August through October temperatures in the Northeast and portions of the Midwest will continue to pressure prices in the Marcellus Shale, according to forecasters at Weather Services International (WSI), who see North America inventory levels finishing the injection season above 3,700 Bcf, not much below last year’s adjusted level of 3,809 Bcf.

Temperatures in the Northeast will average cooler than normal next month, dampening air conditioning load, but the East and West can expect warmer-than-normal weather to dominate in September and October thereby lowering early heating demand, according to forecasters.

In August, cooler-than-normal temperatures centered over PJM and Midwest-ISO territories should soften power prices and implied market heat-rates, while warmer air in Texas should help firm ERCOT power prices, according to Energy Securities Analysis Inc.
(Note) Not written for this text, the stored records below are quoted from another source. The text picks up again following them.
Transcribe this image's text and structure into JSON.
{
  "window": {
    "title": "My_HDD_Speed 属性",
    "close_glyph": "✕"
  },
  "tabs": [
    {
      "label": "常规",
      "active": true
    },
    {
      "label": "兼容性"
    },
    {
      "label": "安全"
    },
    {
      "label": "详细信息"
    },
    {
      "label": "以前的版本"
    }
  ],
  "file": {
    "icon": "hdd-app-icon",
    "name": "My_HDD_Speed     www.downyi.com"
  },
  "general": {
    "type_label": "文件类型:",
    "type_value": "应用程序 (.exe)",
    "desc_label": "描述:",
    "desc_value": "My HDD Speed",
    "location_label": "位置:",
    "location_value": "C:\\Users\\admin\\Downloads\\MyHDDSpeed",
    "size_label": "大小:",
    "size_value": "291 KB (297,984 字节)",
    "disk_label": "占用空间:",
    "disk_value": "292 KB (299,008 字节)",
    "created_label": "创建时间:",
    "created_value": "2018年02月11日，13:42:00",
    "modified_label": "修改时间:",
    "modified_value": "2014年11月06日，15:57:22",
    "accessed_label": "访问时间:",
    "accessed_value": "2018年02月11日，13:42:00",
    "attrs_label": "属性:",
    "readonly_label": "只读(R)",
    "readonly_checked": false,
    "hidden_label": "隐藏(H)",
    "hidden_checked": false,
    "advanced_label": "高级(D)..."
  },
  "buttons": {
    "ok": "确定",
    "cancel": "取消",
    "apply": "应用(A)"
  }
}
Senior Analyst Chris Kostas.

“Northeast natural gas prices (i.e., Marcellus Shale gas region) should continue to run very soft compared to Henry Hub due to below normal regional temperatures and increased production,” Kostas said. “Reduced weather-related demand should also allow natural gas inventories to refill rapidly in August and decrease the deficit to last year’s level.”

Warmer-than-normal temperatures will dominate in the Northeast and across all of the country except the North Central area as Autumn approaches, according to the WSI forecasters.

“In September, mild Midwest temperatures should continue to pressure natural gas prices lower, particularly in eastern Pennsylvania, where increased production and pipeline constraints are causing wide price spreads to Henry Hub this year,” Kostas said. “Above-normal natural gas injection rates are likely to continue in September. Natural gas inventories have exceeded last year’s injection rate by 2.3 Bcf/d through the first half of the injection season. With relatively mild temperatures expected in August and September, we expect this figure to increase during the second half of the injection season. Warmer-than-normal temperatures in the South and cooler-than-normal temperatures in the Midwest should also help keep Henry Hub prices firm relative to Marcellus price points.”

WSI’s October temperature map shows a clear delineation, with the East and West both averaging warmer than normal, while cooler-than-normal weather is expected throughout the Central portion of the country.

“Energy demand is expected to soften considerably in October due to moderating seasonal temperatures,” Kostas said. “Soft energy demand in the Northeast and Marcellus Shale gas regions should continue to pressure delivered natural gas prices lower and help natural gas inventories finish the injection season very strong.”

For much of the August through October time period below-normal temperatures are expected to be prevalent from the northern and central Rockies, eastward through the Great Lakes and Ohio Valley.

“After a moderately warm June, July has turned sharply cooler, especially across the central U.S.,” said WSI Chief Meteorologist Todd Crawford. “This trend towards cooler temperatures as the summer progresses is common during emerging El Nino events as the atmosphere becomes more supportive of the increased west Pacific tropical activity that often forces cooler Canadian air masses southward into parts of the central and eastern U.S.

“We expect this shift in the seasonal base state to persist through the remainder of summer, with the more unpredictable sub-seasonal variations superimposed on the larger-scale signal. The eastern U.S. will see more variability, with occasional waves of heat alternating with cooler spells going forward.”

August should average cooler than normal in both the Northeast and North Central regions, with warmer-than-normal temperatures expected across the rest of the country, according to WSI.

Last week, the Energy Information Administration reported natural gas inventories at 2,129 Bcf, 608 Bcf less than last year and 727 Bcf below the five-year average (see Daily GPI, July 17). The agency has estimated that working stocks at the end of October will reach only 3.43 Tcf, 380 Bcf lower than at the same time last year (see Daily GPI, July 9). Kostas is more optimistic about the build.

“As a result of the relatively mild temperatures expected over the next three months, we are forecasting North America inventory levels will finish the injection season above 3,700 Bcf (and not far off last year’s adjusted level of 3,809 Bcf),” Kostas said.